Telemonitoring in heart failure & telemedical interventional monitoring in heart failure
Healthcare systems worldwide are under increasing pressure to cut costs by reducing hospital readmissions. HF hospitalizations are the leading cause of short-term readmissions Citation[5]. Telemonitoring is a promising strategy for early detection of clinical worsening in HF Citation[13]. Whether telemonitoring is able to prevent readmissions and to improve prognosis of patients with advanced HF was investigated in two large controlled trials, the Telemonitoring in Heart Failure (TELE-HF) trial and the Telemedical Interventional Monitoring in Heart Failure (TIM-HF) study [Citation14,Citation15].
The TELE-HF trial enrolled a total of 1653 patients (mean age 61 years, in 70% LVEF <40%) on optimal medical therapy (∼80% on β-blocker, 67% on ACE-inhibitor, 78% on loop diuretic, and ∼33% on ARB) who had been hospitalized for HF within the past 30 days. These patients were either randomly assigned to a commercially available telemonitoring system, which consisted of a telephone-based interactive voice control system that collected daily information regarding symptoms and bodyweight (reviewed by specially trained nurses and supported by clinicians) or to usual care. The patient adherence (making >three calls a week) to this system dropped from 90% in the first week to 55% at week 26. The primary end point (all-cause readmission or death within 6 months after enrollment) was reached by 52% of the patients in both groups (p = 0.75). Furthermore, there was no difference between both groups in mortality (11% in each group; p = 0.88) or readmission rate (49.3% in the telemonitoring and 47.4% in the usual care group; p = 0.45).

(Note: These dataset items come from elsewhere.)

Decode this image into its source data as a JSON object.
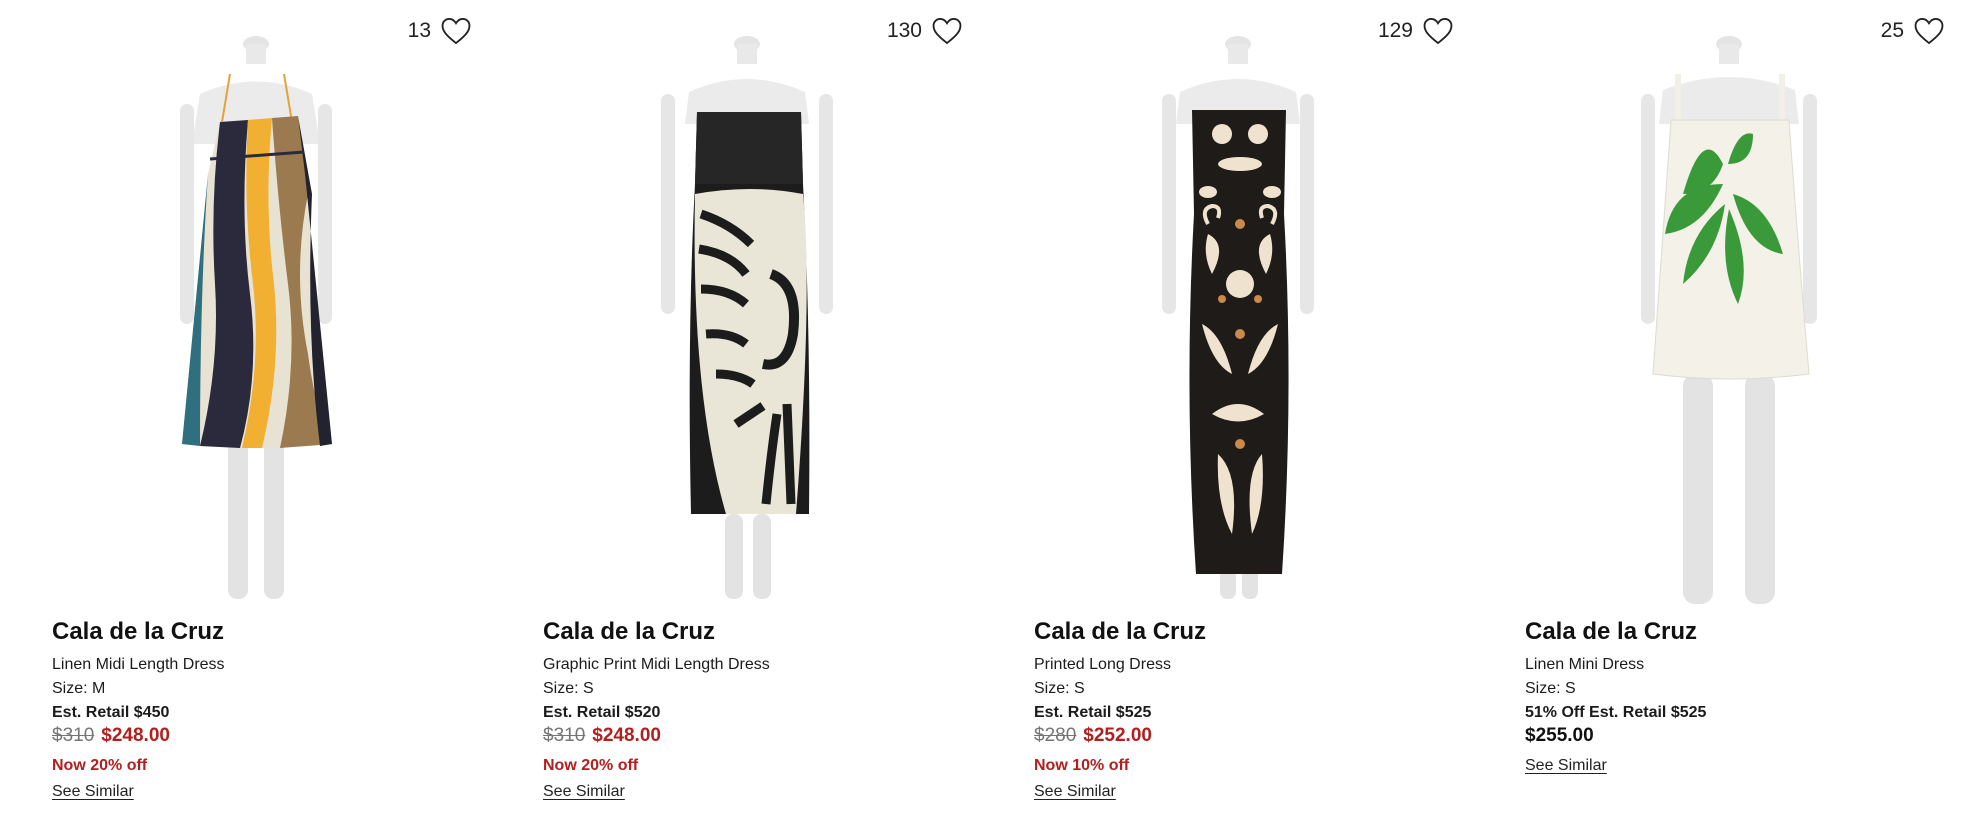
{
  "products": [
    {
      "favorites": "13",
      "brand": "Cala de la Cruz",
      "name": "Linen Midi Length Dress",
      "size": "Size: M",
      "retail": "Est. Retail $450",
      "original_price": "$310",
      "price": "$248.00",
      "discount": "Now 20% off",
      "see_similar": "See Similar",
      "image_icon": "dress-photo-colorblock-midi"
    },
    {
      "favorites": "130",
      "brand": "Cala de la Cruz",
      "name": "Graphic Print Midi Length Dress",
      "size": "Size: S",
      "retail": "Est. Retail $520",
      "original_price": "$310",
      "price": "$248.00",
      "discount": "Now 20% off",
      "see_similar": "See Similar",
      "image_icon": "dress-photo-sun-print-strapless"
    },
    {
      "favorites": "129",
      "brand": "Cala de la Cruz",
      "name": "Printed Long Dress",
      "size": "Size: S",
      "retail": "Est. Retail $525",
      "original_price": "$280",
      "price": "$252.00",
      "discount": "Now 10% off",
      "see_similar": "See Similar",
      "image_icon": "dress-photo-tribal-print-long"
    },
    {
      "favorites": "25",
      "brand": "Cala de la Cruz",
      "name": "Linen Mini Dress",
      "size": "Size: S",
      "retail_combined": "51% Off Est. Retail $525",
      "price": "$255.00",
      "see_similar": "See Similar",
      "image_icon": "dress-photo-leaf-print-mini"
    }
  ],
  "colors": {
    "sale_red": "#b11f1f",
    "strike_gray": "#757575"
  }
}
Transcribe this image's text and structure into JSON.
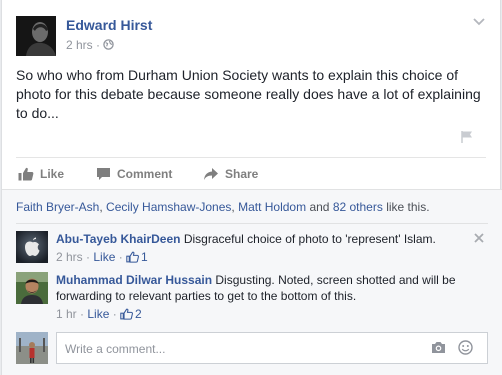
{
  "post": {
    "author": "Edward Hirst",
    "time": "2 hrs",
    "separator": "·",
    "text": "So who who from Durham Union Society wants to explain this choice of photo for this debate because someone really does have a lot of explaining to do..."
  },
  "actions": {
    "like": "Like",
    "comment": "Comment",
    "share": "Share"
  },
  "likes": {
    "names": [
      "Faith Bryer-Ash",
      "Cecily Hamshaw-Jones",
      "Matt Holdom"
    ],
    "comma": ", ",
    "and": " and ",
    "others": "82 others",
    "suffix": " like this."
  },
  "comments": [
    {
      "name": "Abu-Tayeb KhairDeen",
      "text": "Disgraceful choice of photo to 'represent' Islam.",
      "time": "2 hrs",
      "like_label": "Like",
      "like_count": "1"
    },
    {
      "name": "Muhammad Dilwar Hussain",
      "text": "Disgusting. Noted, screen shotted and will be forwarding to relevant parties to get to the bottom of this.",
      "time": "1 hr",
      "like_label": "Like",
      "like_count": "2"
    }
  ],
  "composer": {
    "placeholder": "Write a comment..."
  },
  "colors": {
    "link": "#365899",
    "muted": "#90949c",
    "action": "#7f7f7f",
    "feedback_bg": "#f6f7f9"
  }
}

The TIM-HF study enrolled a total of 710 stable ambulatory HF patients (mean age 67 years, mean LVEF 27%, 50% NYHA class II and 50% NYHA class III) on optimal medical therapy (92% on β-blocker, approximately 95% on ACE-inhibitor and/or ARB, 94% on diuretic), who had been hospitalized for cardiac decompensation within 24 months prior to enrollment. The patients were either randomized to remote telemedical management, collecting information on blood pressure, heart rate and bodyweight as well as the ECG, all connected to a telemedical center or to usual care and followed for at least 12 months (man follow-up 26 months). To avoid any bias in the assessment of end points, in all patients a systemic cross-check with health insurance hospitalization records was performed. In TIM-HF the primary end point, all-cause mortality (reached by ∼17% of the patients), was not different between the two groups (p = 0.87), and neither was the secondary composite end point, CV death and HF hospitalization (reached by ∼26% of the patients; p = 0.44). Subgroups with possible benefit appeared to be patients without a severely reduced LVEF (<25%) and patients without depression.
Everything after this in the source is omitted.